No — this is the most over-generalised result in the topic. Correlation captures only linear association, so two variables related through a curve (for example Y = X² with X symmetric about zero) can have ρ = 0 while being completely dependent. Independence is the stronger condition that the joint law factors into the marginals. The one exception is the bivariate normal, where zero correlation does force independence.
How do I check independence from a joint table?
Verify that every joint probability equals the product of its marginals: P(X=x, Y=y) = P(X=x)P(Y=y) for all cells. A single cell that fails the factorisation proves dependence. A quick screen: if the covariance is non-zero the variables are automatically dependent, but a zero covariance still requires the full factorisation check because of the curve case above.
What does the sign and size of correlation tell me?
The sign gives the direction of linear co-movement — positive for ‘move together’, negative for ‘move oppositely’. The magnitude, between 0 and 1, gives the strength of the linear relationship, with ±1 being an exact line. Because ρ is unit-free it is comparable across variable pairs, unlike covariance whose size depends on the measurement scales.
Exam move
Practise the full pipeline from a small joint table: marginals, E[XY], covariance, correlation, then the factorisation independence check — that exact sequence is the standard exam item.
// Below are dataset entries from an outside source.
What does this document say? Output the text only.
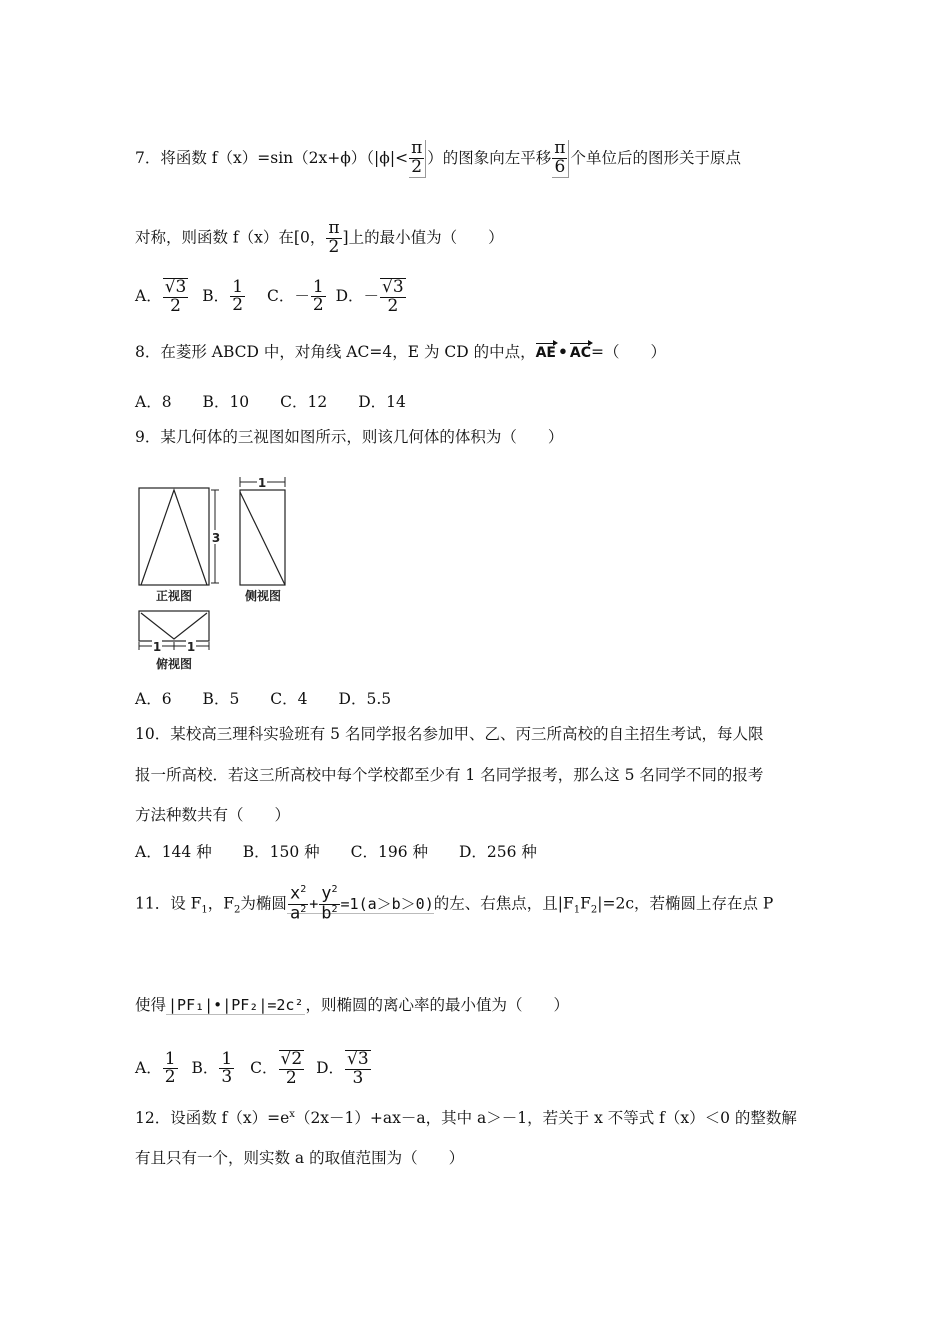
7．将函数 $f(x)=\sin(2x+\phi)(|\phi|< \frac{\pi}{2}$ ）的图象向左平移 $\frac{\pi}{6}$ 个单位后的图形关于原点
对称，则函数 f（x）在[0， $\frac{\pi}{2}$ ]上的最小值为（　　）
A． $\frac{√3}{2}$ B． $\frac{1}{2}$ C．－ $\frac{1}{2}$ D．－ $\frac{√3}{2}$
8．在菱形 ABCD 中，对角线 AC=4，E 为 CD 的中点，AE • AC=（　　）
A．8　　B．10　　C．12　　D．14
9．某几何体的三视图如图所示，则该几何体的体积为（　　）
3
1
正视图	侧视图
1 1
俯视图
A．6　　B．5　　C．4　　D．5.5
10．某校高三理科实验班有 5 名同学报名参加甲、乙、丙三所高校的自主招生考试，每人限
报一所高校．若这三所高校中每个学校都至少有 1 名同学报考，那么这 5 名同学不同的报考
方法种数共有（　　）
A．144 种　　B．150 种　　C．196 种　　D．256 种
11．设 $F_1$，$F_2$为椭圆 $\frac{x^2}{a^2} + \frac{y^2}{b^2} =1(a>b>0)$的左、右焦点，且$|F_1F_2|=2c$，若椭圆上存在点 P
使得 |PF₁|•|PF₂|=2c² ，则椭圆的离心率的最小值为（　　）
A． $\frac{1}{2}$ B． $\frac{1}{3}$ C． $\frac{√2}{2}$ D． $\frac{√3}{3}$
12．设函数 $f(x)=e^x(2x-1)+ax-a$，其中 a＞－1，若关于 x 不等式 f（x）＜0 的整数解
有且只有一个，则实数 a 的取值范围为（　　）
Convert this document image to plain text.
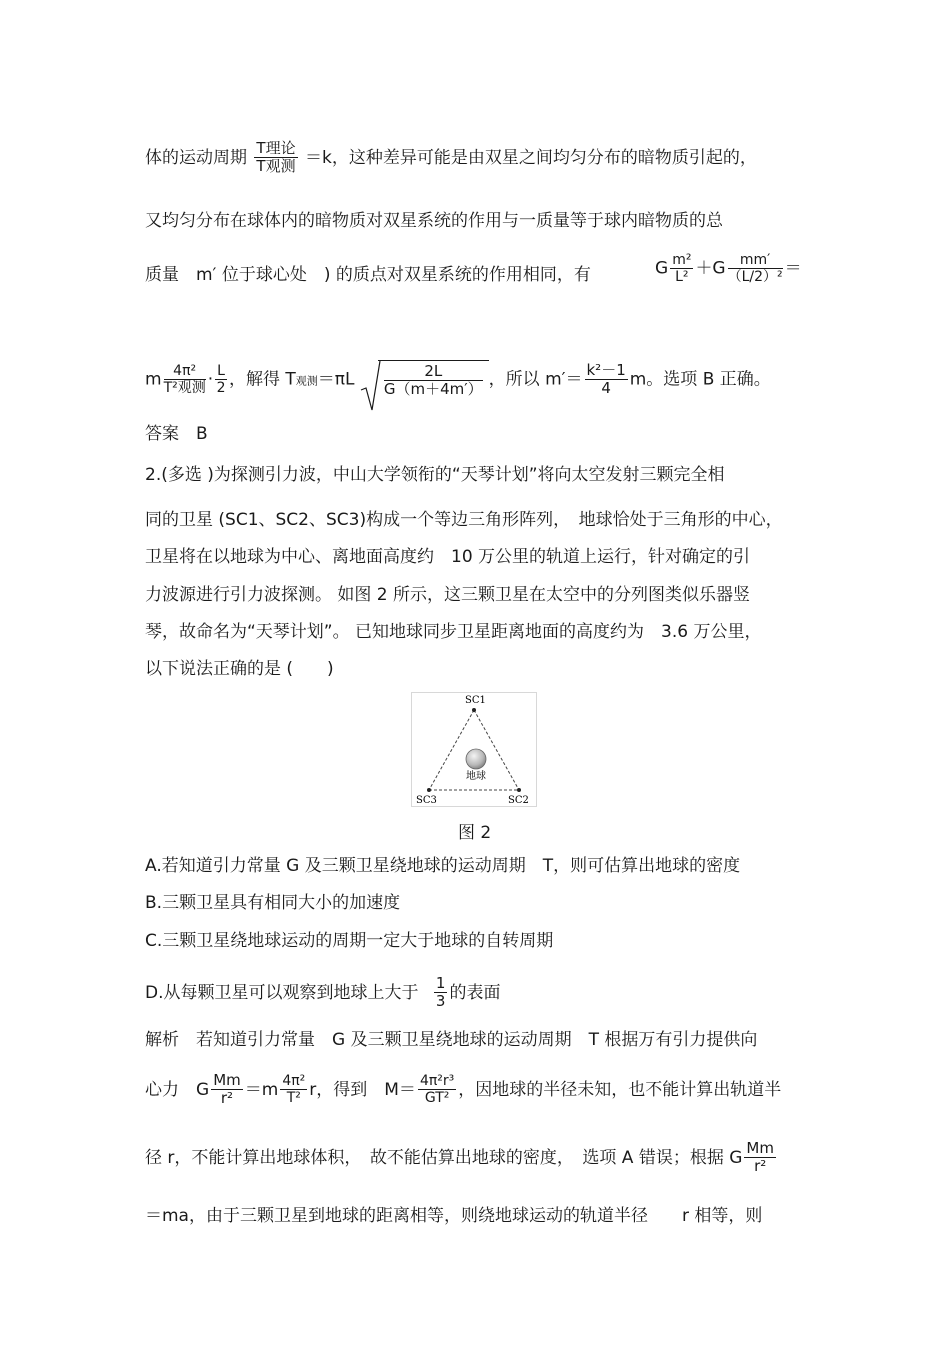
体的运动周期 $\frac{\text{T理论}}{\text{T观测}} =k$，这种差异可能是由双星之间均匀分布的暗物质引起的，
又均匀分布在球体内的暗物质对双星系统的作用与一质量等于球内暗物质的总
质量　m′ 位于球心处　) 的质点对双星系统的作用相同，有	G $\frac{\text{m²}}{\text{L²}} +G \frac{mm'}{\text{（L/2）²}}$ ＝
m $\frac{\text{4π²}}{\text{T²观测}} \cdot \frac{L}{2}$ ，解得 T观测$=\pi L \frac{2L}{G(m+4m')}$ ，所以 $m'= \frac{\text{k²－1}}{4}$ m。选项 B 正确。
答案　B
2.(多选 )为探测引力波，中山大学领衔的“天琴计划”将向太空发射三颗完全相
同的卫星 (SC1、SC2、SC3)构成一个等边三角形阵列，　地球恰处于三角形的中心，
卫星将在以地球为中心、离地面高度约　10 万公里的轨道上运行，针对确定的引
力波源进行引力波探测。 如图 2 所示，这三颗卫星在太空中的分列图类似乐器竖
琴，故命名为“天琴计划”。 已知地球同步卫星距离地面的高度约为　3.6 万公里，
以下说法正确的是 (　　)
地球
SC1
SC3	SC2
图 2
A.若知道引力常量 G 及三颗卫星绕地球的运动周期　T，则可估算出地球的密度
B.三颗卫星具有相同大小的加速度
C.三颗卫星绕地球运动的周期一定大于地球的自转周期
D.从每颗卫星可以观察到地球上大于 $\frac{1}{3}$ 的表面
解析　若知道引力常量　G 及三颗卫星绕地球的运动周期　T 根据万有引力提供向
心力　G $\frac{Mm}{\text{r²}} =m \frac{\text{4π²}}{\text{T²}}$ r，得到　$M= \frac{\text{4π²r³}}{\text{GT²}}$ ，因地球的半径未知，也不能计算出轨道半
径 r，不能计算出地球体积，　故不能估算出地球的密度，　选项 A 错误；根据 G $\frac{Mm}{\text{r²}}$
＝ma，由于三颗卫星到地球的距离相等，则绕地球运动的轨道半径　　r 相等，则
Burn in the headline distinction: a non-zero correlation proves dependence, but zero correlation does not prove independence (except inside the bivariate normal), and have the Y = X² counterexample ready to quote. Sketch the bivariate-normal ellipse and note how its tilt and eccentricity track the sign and size of ρ, so a conceptual question about the joint normal resolves to a picture rather than a memorised fact.